Rodenbach Kyle E, Schneider Michael F, Furth Susan L, Moxey-Mims Marva M, Mitsnefes Mark M, Weaver Donald J, Warady Bradley A, Schwartz George J
University of Rochester Medical Center, Rochester, NY.
Johns Hopkins Bloomberg School of Public Health, Baltimore, MD.
Am J Kidney Dis. 2015 Dec;66(6):984-92. doi: 10.1053/j.ajkd.2015.06.015. Epub 2015 Jul 21.
Hyperuricemia is associated with essential hypertension in children. No previous studies have evaluated the effect of hyperuricemia on progression of chronic kidney disease (CKD) in children.
Prospective observational cohort study.
SETTING & PARTICIPANTS: Children and adolescents (n=678 cross-sectional; n=627 longitudinal) with a median age of 12.3 (IQR, 8.6-15.6) years enrolled at 52 North American sites of the CKiD (CKD in Children) Study.
Serum uric acid level (<5.5, 5.5-7.5, and >7.5mg/dL).
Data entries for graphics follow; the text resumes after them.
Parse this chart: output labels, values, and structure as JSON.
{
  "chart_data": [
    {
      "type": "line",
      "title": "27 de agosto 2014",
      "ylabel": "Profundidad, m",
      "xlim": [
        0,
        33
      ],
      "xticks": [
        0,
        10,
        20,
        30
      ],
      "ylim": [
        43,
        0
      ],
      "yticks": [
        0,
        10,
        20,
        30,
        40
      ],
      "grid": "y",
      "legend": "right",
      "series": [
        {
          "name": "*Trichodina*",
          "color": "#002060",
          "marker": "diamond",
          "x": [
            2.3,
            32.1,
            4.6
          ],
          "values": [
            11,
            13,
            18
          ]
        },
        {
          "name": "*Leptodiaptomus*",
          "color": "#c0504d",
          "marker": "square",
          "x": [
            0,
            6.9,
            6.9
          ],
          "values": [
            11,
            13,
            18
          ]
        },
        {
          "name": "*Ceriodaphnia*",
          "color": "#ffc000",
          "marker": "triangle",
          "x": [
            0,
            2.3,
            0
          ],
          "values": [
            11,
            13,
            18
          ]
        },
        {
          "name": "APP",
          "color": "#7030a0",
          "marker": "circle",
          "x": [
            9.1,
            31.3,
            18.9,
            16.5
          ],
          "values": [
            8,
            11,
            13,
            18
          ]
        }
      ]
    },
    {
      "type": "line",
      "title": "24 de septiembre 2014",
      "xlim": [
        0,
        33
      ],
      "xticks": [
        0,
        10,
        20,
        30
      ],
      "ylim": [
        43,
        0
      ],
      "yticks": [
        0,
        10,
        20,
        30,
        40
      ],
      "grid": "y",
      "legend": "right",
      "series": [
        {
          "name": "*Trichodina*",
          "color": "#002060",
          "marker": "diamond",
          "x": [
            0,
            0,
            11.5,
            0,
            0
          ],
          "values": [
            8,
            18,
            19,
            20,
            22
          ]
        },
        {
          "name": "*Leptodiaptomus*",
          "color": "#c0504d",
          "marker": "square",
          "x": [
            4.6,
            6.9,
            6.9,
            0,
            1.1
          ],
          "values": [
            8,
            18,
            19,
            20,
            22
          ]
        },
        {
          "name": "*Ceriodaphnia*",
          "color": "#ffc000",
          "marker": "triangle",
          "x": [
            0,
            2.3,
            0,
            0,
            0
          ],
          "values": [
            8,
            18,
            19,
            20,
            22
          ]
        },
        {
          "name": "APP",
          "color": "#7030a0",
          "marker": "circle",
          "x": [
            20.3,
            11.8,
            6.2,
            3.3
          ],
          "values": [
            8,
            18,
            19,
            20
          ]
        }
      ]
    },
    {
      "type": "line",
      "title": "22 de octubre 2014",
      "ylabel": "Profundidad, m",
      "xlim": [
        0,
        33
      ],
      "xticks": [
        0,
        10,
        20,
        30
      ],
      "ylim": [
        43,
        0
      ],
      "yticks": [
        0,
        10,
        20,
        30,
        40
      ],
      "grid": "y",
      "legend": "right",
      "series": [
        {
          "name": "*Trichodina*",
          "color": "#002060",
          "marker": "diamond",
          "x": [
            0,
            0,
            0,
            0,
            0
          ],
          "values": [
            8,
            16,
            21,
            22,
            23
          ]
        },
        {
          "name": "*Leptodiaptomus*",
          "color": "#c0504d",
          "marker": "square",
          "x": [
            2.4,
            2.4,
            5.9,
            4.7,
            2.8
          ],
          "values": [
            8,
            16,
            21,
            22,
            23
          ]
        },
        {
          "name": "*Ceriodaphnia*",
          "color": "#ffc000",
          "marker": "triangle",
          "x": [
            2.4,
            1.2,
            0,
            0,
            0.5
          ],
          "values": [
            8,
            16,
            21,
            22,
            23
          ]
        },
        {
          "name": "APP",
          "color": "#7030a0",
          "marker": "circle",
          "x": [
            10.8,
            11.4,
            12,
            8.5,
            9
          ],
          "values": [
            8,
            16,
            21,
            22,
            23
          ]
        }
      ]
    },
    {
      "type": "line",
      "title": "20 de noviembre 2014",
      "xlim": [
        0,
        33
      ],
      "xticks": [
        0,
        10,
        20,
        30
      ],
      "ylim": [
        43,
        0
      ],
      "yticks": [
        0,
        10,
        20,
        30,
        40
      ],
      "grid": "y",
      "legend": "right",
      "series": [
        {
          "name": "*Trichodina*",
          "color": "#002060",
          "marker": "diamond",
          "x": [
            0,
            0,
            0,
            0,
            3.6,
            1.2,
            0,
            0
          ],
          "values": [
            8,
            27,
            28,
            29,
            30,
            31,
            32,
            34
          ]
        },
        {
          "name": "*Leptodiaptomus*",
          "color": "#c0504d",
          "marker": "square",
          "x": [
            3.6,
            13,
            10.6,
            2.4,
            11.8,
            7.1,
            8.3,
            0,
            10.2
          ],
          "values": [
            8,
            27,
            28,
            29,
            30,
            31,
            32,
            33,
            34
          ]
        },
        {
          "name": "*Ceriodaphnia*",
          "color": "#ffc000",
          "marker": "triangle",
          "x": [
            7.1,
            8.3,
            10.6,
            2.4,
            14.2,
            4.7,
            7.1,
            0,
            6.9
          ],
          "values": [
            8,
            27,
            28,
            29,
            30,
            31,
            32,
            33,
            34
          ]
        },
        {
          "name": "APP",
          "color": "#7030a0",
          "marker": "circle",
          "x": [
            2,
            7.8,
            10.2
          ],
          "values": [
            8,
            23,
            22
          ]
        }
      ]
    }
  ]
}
Composite end point of either >30% decline in glomerular filtration rate (GFR) or initiation of renal replacement therapy.
Age, sex, race, blood pressure status, GFR, CKD cause, urine protein-creatinine ratio (<0.5, 0.5-<2.0, and ≥2.0mg/mg), age- and sex-specific body mass index > 95th percentile, use of diuretics, and serum uric acid level.
Older age, male sex, lower GFR, and body mass index > 95th percentile were associated with higher uric acid levels. 162, 294, and 171 participants had initial uric acid levels < 5.5, 5.5 to 7.5, or >7.5 mg/dL, respectively. We observed 225 instances of the composite end point over 5 years. In a multivariable parametric time-to-event analysis, compared with participants with initial uric acid levels < 5.5mg/dL, those with uric acid levels of 5.5 to 7.5 or >7.5mg/dL had 17% shorter (relative time, 0.83; 95% CI, 0.62-1.11) or 38% shorter (relative time, 0.62; 95% CI, 0.45-0.85) times to event, respectively. Hypertension, lower GFR, glomerular CKD cause, and elevated urine protein-creatinine ratio were also associated with faster times to the composite end point.
The study lacked sufficient data to examine how use of specific medications might influence serum uric acid levels and CKD progression.
Hyperuricemia is a previously undescribed independent risk factor for faster progression of CKD in children and adolescents. It is possible that treatment of children and adolescents with CKD with urate-lowering therapy could slow disease progression.
高尿酸血症与儿童原发性高血压相关。既往尚无研究评估高尿酸血症对儿童慢性肾脏病(CKD)进展的影响。
前瞻性观察队列研究。
北美52个CKiD(儿童慢性肾脏病)研究站点招募的儿童及青少年(横断面研究n = 678;纵向研究n = 627),中位年龄12.3岁(四分位间距,8.6 - 15.6岁)。
血清尿酸水平(<5.5、5.5 - 7.5及>7.5mg/dL)。
肾小球滤过率(GFR)下降>30%或开始肾脏替代治疗的复合终点。
年龄、性别、种族、血压状况、GFR、CKD病因、尿蛋白肌酐比值(<0.5、0.5 - <2.0及≥2.0mg/mg)、年龄和性别特异性体重指数>第95百分位数、利尿剂使用情况及血清尿酸水平。
年龄较大、男性、较低的GFR及体重指数>第95百分位数与较高的尿酸水平相关。162、294和171名参与者的初始尿酸水平分别<5.5、5.5至7.5或>7.5mg/dL。5年期间我们观察到225例复合终点事件。在多变量参数化事件发生时间分析中,与初始尿酸水平<5.5mg/dL的参与者相比,尿酸水平为5.5至7.5或>7.5mg/dL的参与者事件发生时间分别缩短17%(相对时间,0.83;95%CI,0.62 - 1.11)或38%(相对时间,0.62;95%CI,0.45 - 0.85)。高血压、较低的GFR、肾小球CKD病因及升高的尿蛋白肌酐比值也与复合终点事件发生时间较快相关。
该研究缺乏足够数据来检验特定药物的使用如何影响血清尿酸水平及CKD进展。
高尿酸血症是儿童及青少年CKD进展加快的一个此前未被描述的独立危险因素。对患有CKD的儿童及青少年进行降尿酸治疗有可能减缓疾病进展。